GARCIA: Clearly, the government here, pushing back against days and days of protests that have pretty much completely paralyzed the city and this country.
MONTAGNE: Now, have you been able to ask people, in a sense, what they're thinking? Because for a while there, it looked like things had calmed down and even before maybe taking a break.
GARCIA: Yesterday, the protests were extremely peaceful and the protesters really felt that they had momentum on their side. Hosni Mubarak, then coming out and saying that he was going to see out his term but not seek reelection. The crowd felt that that was a victory, but not enough. And so we've seen protesters come out here today. Now you have the pro-Mubarak demonstrators saying that they want Mubarak to remain in power. They want stability. And clearly, the two sides are facing off, and it has gotten extremely ugly.
MONTAGNE: So that call to return home didn't calm people, in fact kind of the opposite. It seems to have set some people off, wondering what - whose side the army is on and maybe not on the protester's side.
GARCIA: And now we have these groups of people facing each other off. These are two - you know, Egyptians versus Egyptians. It's not clear if this - if the pro- Mubarak groups are organized by the government and have been sent out deliberately. It's very chaotic and it's very unclear what the situation is at the moment.
MONTAGNE: Now, one thing - the Internet is back on, has been back on. When it had been shut off by Mubarak's regime for days, what - is there any sense that that has anything to do with this turn of events?
GARCIA: Well, I think the government has done a few things. They turned the Internet back on. You have the statement from the military, saying, you know, it's time to calm things down. Let's get back to work. And then they've also eased the curfew by a few hours. And I think what they want to do is show that things are back to normal. That, you know, the protester's demands have been met. And it's business as usual in Egypt. Unfortunately, I'm standing in the middle of Tahrir Square, and that is simply not the case.
MONTAGNE: So it all sounds highly volatile. Is there any sense of where this is leading?

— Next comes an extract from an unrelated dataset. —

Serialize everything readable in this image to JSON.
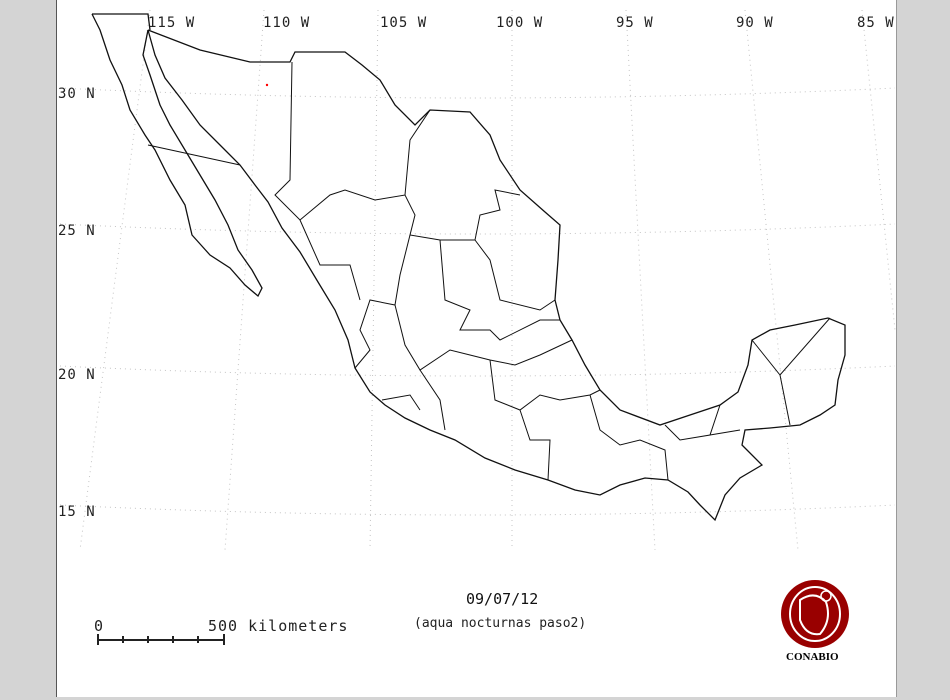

GARCIA: It's really not clear, at the moment, where this is leading at all. Again, you know, the situation right in front of me is extremely chaotic. One side, thousands of anti-Mubarak demonstrators, on the other, thousands of pro-Mubarak demonstrators coming together and no one is separating them at all.
MONTAGNE: We will keep following this as it moves along. Thank you for calling us. Just take care of yourself there in the middle of that crowd.
GARCIA: Thank you.
MONTAGNE: NPR's Lourdes Garcia-Navarro, speaking to us from Liberation Square in Cairo.